Lower Body Programming for Glute Development
Four movement patterns for lower body sessions:
- Squat/Lunge pattern — targets quads, glutes, adductors
- Hinge/Pull pattern — targets hamstrings and glutes (deadlift, good morning, 45-degree hyper)
- Thrust/Bridge pattern — primarily glutes in shortened position; less muscle damage, faster recovery
- Abduction pattern — glute medius and upper glute max (lateral band walks, cable abduction)
Recovery management principles:
- Alternate bilateral and unilateral movements — unilateral (e.g., Bulgarian split squat) causes more soreness.
- Vertically loaded hinges (deadlifts, good mornings) are harder to recover from than angled movements (45-degree hypers).
- Walking lunges are highly effective but too damaging for frequent use — step-ups are preferred for high-frequency programs.
- Hip thrusts work glutes in the shortened range and create less damage — more suitable for high-frequency training.

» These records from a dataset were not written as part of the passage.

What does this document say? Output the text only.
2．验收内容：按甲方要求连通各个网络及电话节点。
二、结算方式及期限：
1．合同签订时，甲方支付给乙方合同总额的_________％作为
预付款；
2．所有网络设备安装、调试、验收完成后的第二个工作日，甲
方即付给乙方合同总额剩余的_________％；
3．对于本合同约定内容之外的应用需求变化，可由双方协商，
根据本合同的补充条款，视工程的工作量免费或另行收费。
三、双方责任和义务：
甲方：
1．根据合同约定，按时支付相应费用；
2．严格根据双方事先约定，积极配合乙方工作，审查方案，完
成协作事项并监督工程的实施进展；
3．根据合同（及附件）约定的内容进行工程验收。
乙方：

Tempo and Repetition Speed
- Tempo has minimal direct effect on hypertrophy — a 1-second rep and an 8-second rep produce similar muscle growth.
- Tempo’s primary value: injury prevention over the long term.

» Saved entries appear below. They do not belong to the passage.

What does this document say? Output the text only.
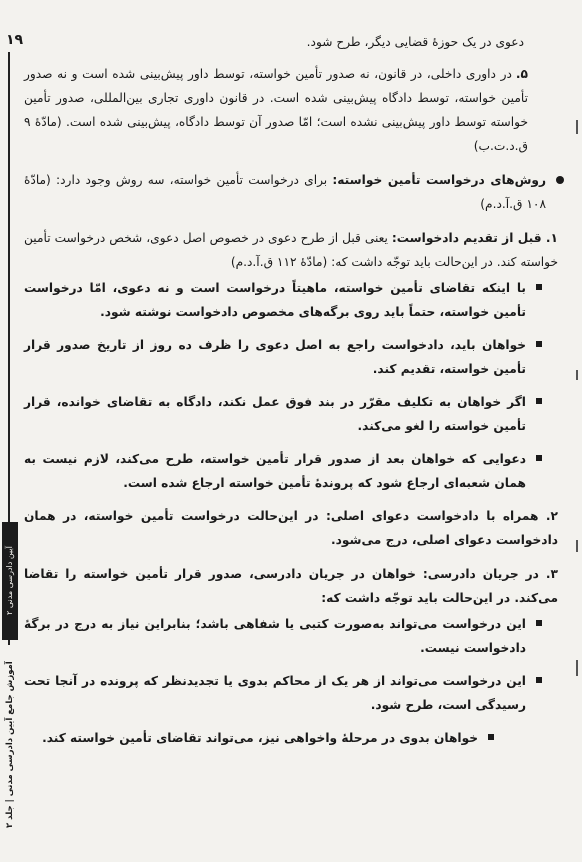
۱۹
آیین دادرسی مدنی ۲
آموزش جامع آیین دادرسی مدنی | جلد ۲

دعوی در یک حوزهٔ قضایی دیگر، طرح شود.

۵.در داوری داخلی، در قانون، نه صدور تأمین خواسته، توسط داور پیش‌بینی شده است و نه صدور تأمین خواسته، توسط دادگاه پیش‌بینی شده است. در قانون داوری تجاری بین‌المللی، صدور تأمین خواسته توسط داور پیش‌بینی نشده است؛ امّا صدور آن توسط دادگاه، پیش‌بینی شده است. (مادّهٔ ۹ ق.د.ت.ب)

روش‌های درخواست تأمین خواسته: برای درخواست تأمین خواسته، سه روش وجود دارد: (مادّهٔ ۱۰۸ ق.آ.د.م)

۱. قبل از تقدیم دادخواست: یعنی قبل از طرح دعوی در خصوص اصل دعوی، شخص درخواست تأمین خواسته کند. در این‌حالت باید توجّه داشت که: (مادّهٔ ۱۱۲ ق.آ.د.م)

با اینکه تقاضای تأمین خواسته، ماهیتاً درخواست است و نه دعوی، امّا درخواست تأمین خواسته، حتماً باید روی برگه‌های مخصوص دادخواست نوشته شود.
خواهان باید، دادخواست راجع به اصل دعوی را ظرف ده روز از تاریخ صدور قرار تأمین خواسته، تقدیم کند.
اگر خواهان به تکلیف مقرّر در بند فوق عمل نکند، دادگاه به تقاضای خوانده، قرار تأمین خواسته را لغو می‌کند.
دعوایی که خواهان بعد از صدور قرار تأمین خواسته، طرح می‌کند، لازم نیست به همان شعبه‌ای ارجاع شود که پروندهٔ تأمین خواسته ارجاع شده است.

۲. همراه با دادخواست دعوای اصلی: در این‌حالت درخواست تأمین خواسته، در همان دادخواست دعوای اصلی، درج می‌شود.

۳. در جریان دادرسی: خواهان در جریان دادرسی، صدور قرار تأمین خواسته را تقاضا می‌کند. در این‌حالت باید توجّه داشت که:

این درخواست می‌تواند به‌صورت کتبی یا شفاهی باشد؛ بنابراین نیاز به درج در برگهٔ دادخواست نیست.
این درخواست می‌تواند از هر یک از محاکم بدوی یا تجدیدنظر که پرونده در آنجا تحت رسیدگی است، طرح شود.
خواهان بدوی در مرحلهٔ واخواهی نیز، می‌تواند تقاضای تأمین خواسته کند.
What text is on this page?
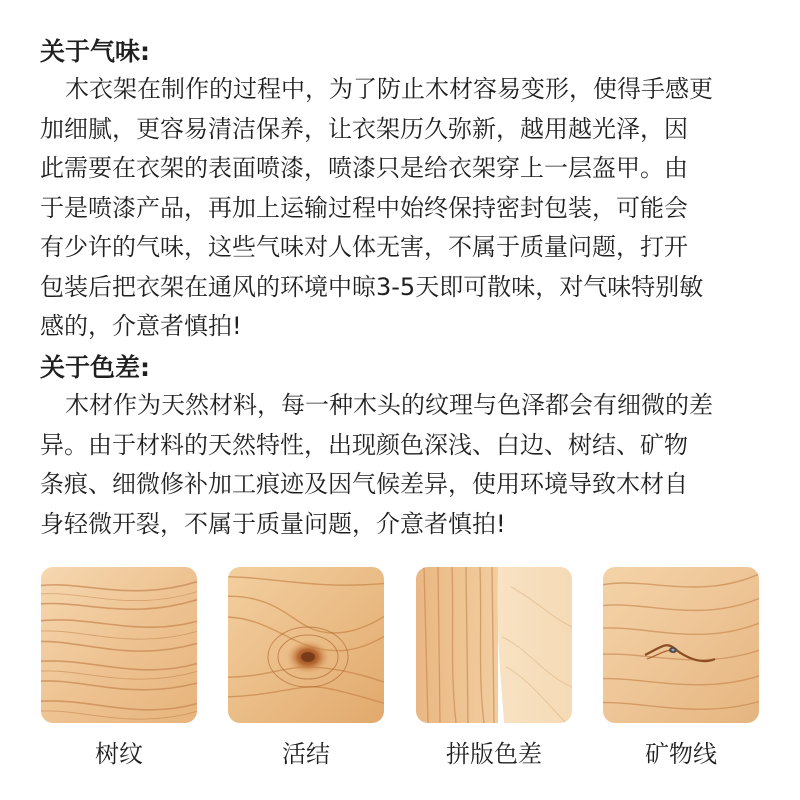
关于气味:

木衣架在制作的过程中，为了防止木材容易变形，使得手感更
加细腻，更容易清洁保养，让衣架历久弥新，越用越光泽，因
此需要在衣架的表面喷漆，喷漆只是给衣架穿上一层盔甲。由
于是喷漆产品，再加上运输过程中始终保持密封包装，可能会
有少许的气味，这些气味对人体无害，不属于质量问题，打开
包装后把衣架在通风的环境中晾3-5天即可散味，对气味特别敏
感的，介意者慎拍!

关于色差:

木材作为天然材料，每一种木头的纹理与色泽都会有细微的差
异。由于材料的天然特性，出现颜色深浅、白边、树结、矿物
条痕、细微修补加工痕迹及因气候差异，使用环境导致木材自
身轻微开裂，不属于质量问题，介意者慎拍!

树纹	活结	拼版色差	矿物线
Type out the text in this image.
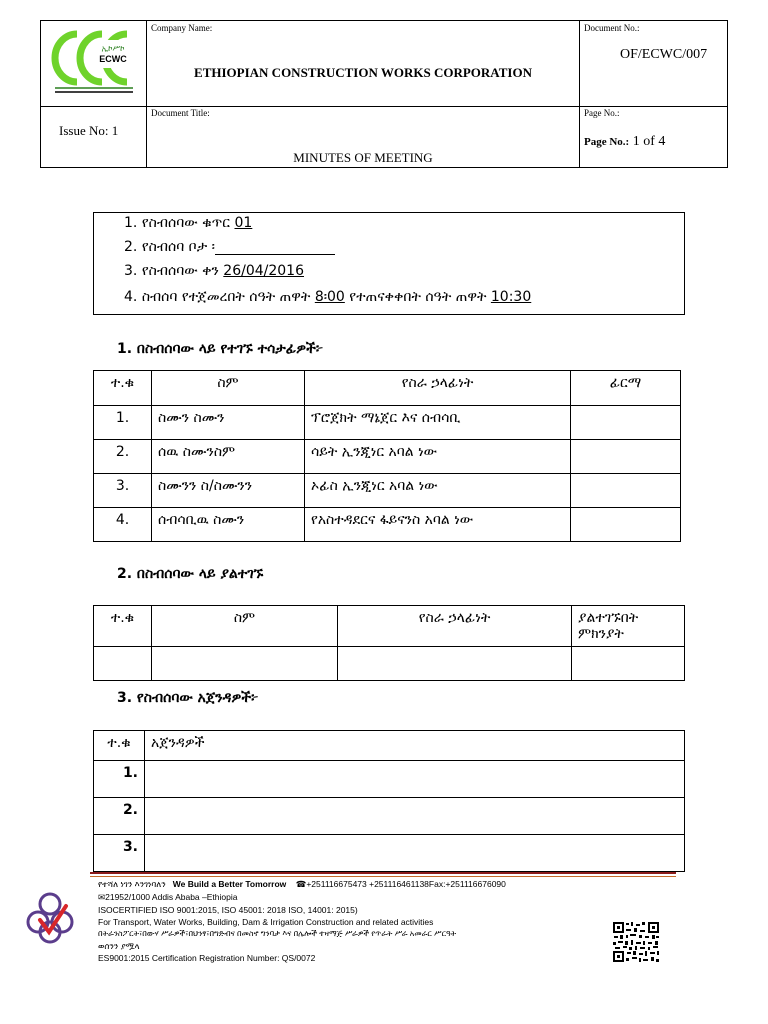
ኢኮሥኮ
ECWC
Company Name:
ETHIOPIAN CONSTRUCTION WORKS CORPORATION
Document No.:
OF/ECWC/007
Issue No: 1
Document Title:
MINUTES OF MEETING
Page No.:
Page No.: 1 of 4
1. የስብሰባው ቁጥር 01
2. የስብሰባ ቦታ ፡
3. የስብሰባው ቀን 26/04/2016
4. ስብሰባ የተጀመረበት ሰዓት ጠዋት 8፡00 የተጠናቀቀበት ሰዓት ጠዋት 10:30
1. በስብሰባው ላይ የተገኙ ተሳታፊዎች፦
ተ.ቁ	ስም	የስራ ኃላፊነት	ፊርማ
1.	ስሙን ስሙን	ፕሮጀክት ማኔጀር እና ሰብሳቢ	
2.	ሰዉ ስሙንስም	ሳይት ኢንጂነር አባል ነው	
3.	ስሙንን ስ/ስሙንን	ኦፊስ ኢንጂነር አባል ነው	
4.	ሰብሳቢዉ ስሙን	የአስተዳደርና ፋይናንስ አባል ነው	
2. በስብሰባው ላይ ያልተገኙ
ተ.ቁ	ስም	የስራ ኃላፊነት	ያልተገኙበት ምክንያት

3. የስብሰባው አጀንዳዎች፦
ተ.ቁ	አጀንዳዎች
1.	
2.	
3.	
የተሻለ ነገን እንገነባለን We Build a Better Tomorrow ☎+251116675473 +251116461138Fax:+251116676090
✉21952/1000 Addis Ababa –Ethiopia
ISOCERTIFIED ISO 9001:2015, ISO 45001: 2018 ISO, 14001: 2015)
For Transport, Water Works, Building, Dam & Irrigation Construction and related activities
በትራንስፖርት፣በውሃ ሥራዎች፣በህንፃ፣በግድብና በመስኖ ግንባታ እና በሌሎች ተዛማጅ ሥራዎች የጥራት ሥራ አመራር ሥርዓት
ወሰንን ያሟላ
ES9001:2015 Certification Registration Number: QS/0072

- Explosive concentric (e.g., hip thrust) + controlled eccentric is a reasonable default.
- Overly strict tempo focus can interfere with progressive overload and reduce training productivity.

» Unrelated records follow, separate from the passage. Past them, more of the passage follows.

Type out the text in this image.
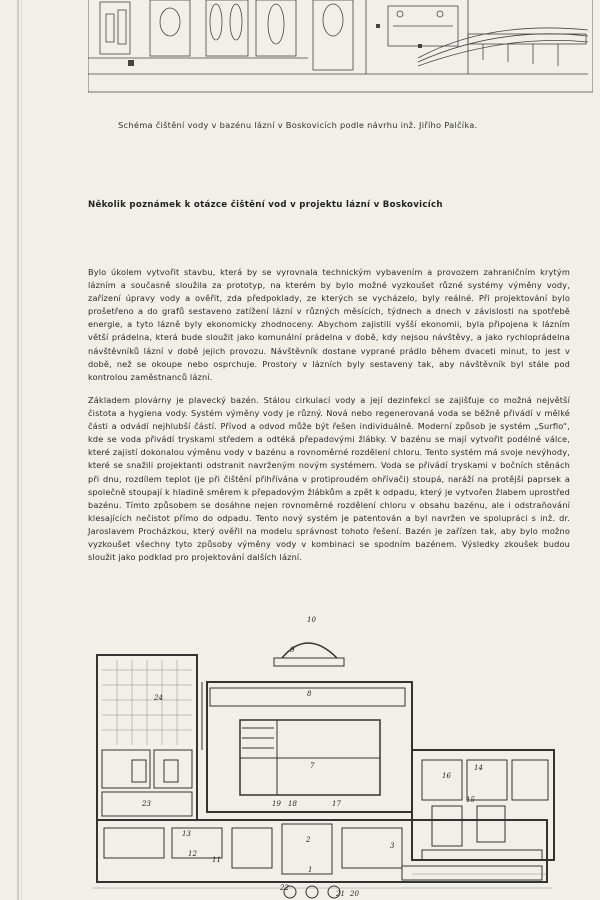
Schéma čištění vody v bazénu lázní v Boskovicích podle návrhu inž. Jiřího Palčíka.
Několik poznámek k otázce čištění vod v projektu lázní v Boskovicích
Bylo úkolem vytvořit stavbu, která by se vyrovnala technickým vybavením a provozem zahraničním krytým lázním a současně sloužila za prototyp, na kterém by bylo možné vyzkoušet různé systémy výměny vody, zařízení úpravy vody a ověřit, zda předpoklady, ze kterých se vycházelo, byly reálné. Při projektování bylo prošetřeno a do grafů sestaveno zatížení lázní v různých měsících, týdnech a dnech v závislosti na spotřebě energie, a tyto lázně byly ekonomicky zhodnoceny. Abychom zajistili vyšší ekonomii, byla připojena k lázním větší prádelna, která bude sloužit jako komunální prádelna v době, kdy nejsou návštěvy, a jako rychloprádelna návštěvníků lázní v době jejich provozu. Návštěvník dostane vyprané prádlo během dvaceti minut, to jest v době, než se okoupe nebo osprchuje. Prostory v lázních byly sestaveny tak, aby návštěvník byl stále pod kontrolou zaměstnanců lázní.
Základem plovárny je plavecký bazén. Stálou cirkulací vody a její dezinfekcí se zajišťuje co možná největší čistota a hygiena vody. Systém výměny vody je různý. Nová nebo regenerovaná voda se běžně přivádí v mělké části a odvádí nejhlubší částí. Přívod a odvod může být řešen individuálně. Moderní způsob je systém „Surflo“, kde se voda přivádí tryskami středem a odtéká přepadovými žlábky. V bazénu se mají vytvořit podélné válce, které zajistí dokonalou výměnu vody v bazénu a rovnoměrné rozdělení chloru. Tento systém má svoje nevýhody, které se snažili projektanti odstranit navrženým novým systémem. Voda se přivádí tryskami v bočních stěnách při dnu, rozdílem teplot (je při čištění přihřívána v protiproudém ohřívači) stoupá, naráží na protější paprsek a společně stoupají k hladině směrem k přepadovým žlábkům a zpět k odpadu, který je vytvořen žlabem uprostřed bazénu. Tímto způsobem se dosáhne nejen rovnoměrné rozdělení chloru v obsahu bazénu, ale i odstraňování klesajících nečistot přímo do odpadu. Tento nový systém je patentován a byl navržen ve spolupráci s inž. dr. Jaroslavem Procházkou, který ověřil na modelu správnost tohoto řešení. Bazén je zařízen tak, aby bylo možno vyzkoušet všechny tyto způsoby výměny vody v kombinaci se spodním bazénem. Výsledky zkoušek budou sloužit jako podklad pro projektování dalších lázní.
10
9
8
24
7
23	19 18	17
16
15
14
13
12
11
3
2
1
22
21 20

Neuromuscular Control and Muscle Activation
- Before loading a muscle, verify you can voluntarily contract it — flex each muscle without weight as a self-assessment.
- Muscles with low activation in daily life (e.g., glutes) are more prone to atrophy and require deliberate training focus — sometimes called gluteal amnesia.
- Low-load glute activation (body weight movements, bands) during warm-up can improve neural drive; one study showed measurable motor cortex changes in just one week of isometric work.
- Early training benefits are largely neural (coordination, motor learning); hypertrophy gains dominate later.
- Beginners benefit from more volume to develop motor patterns and mind-muscle connection.
Recovery and Maximum Recoverable Volume (MRV)
- MRV = the maximum volume of training from which you can still recover and make progress.
- Key variables to adjust when recovery is compromised:
- Exercise selection (swap high-damage for lower-damage alternatives)
- Volume (reduce sets)
- Effort level (stop further from failure)
- Women generally recover slightly faster than men and can tolerate somewhat more volume.
- Recovery capacity decreases with age — adjust volume and frequency accordingly (e.g., two sessions per week instead of three as you approach 50+).
- Connective tissue and fascia damage can signal the CNS to inhibit muscle activation — pain is a recovery signal, not just soreness.
Program Design Philosophy
- Rotate the primary lift you’re chasing PRs on each month — other patterns are still trained but at lower priority.
- Avoid repeating the same high-damage movements every session (e.g., don’t do RDLs and good mornings three times a week).
- Autonomy in exercise selection increases client engagement and motivation.
- Keep a workout log — without records, you underestimate past performance and limit future progress.
- Nagging injuries typically result from repeatedly pushing through discomfort — address early by swapping movements, not forcing through pain.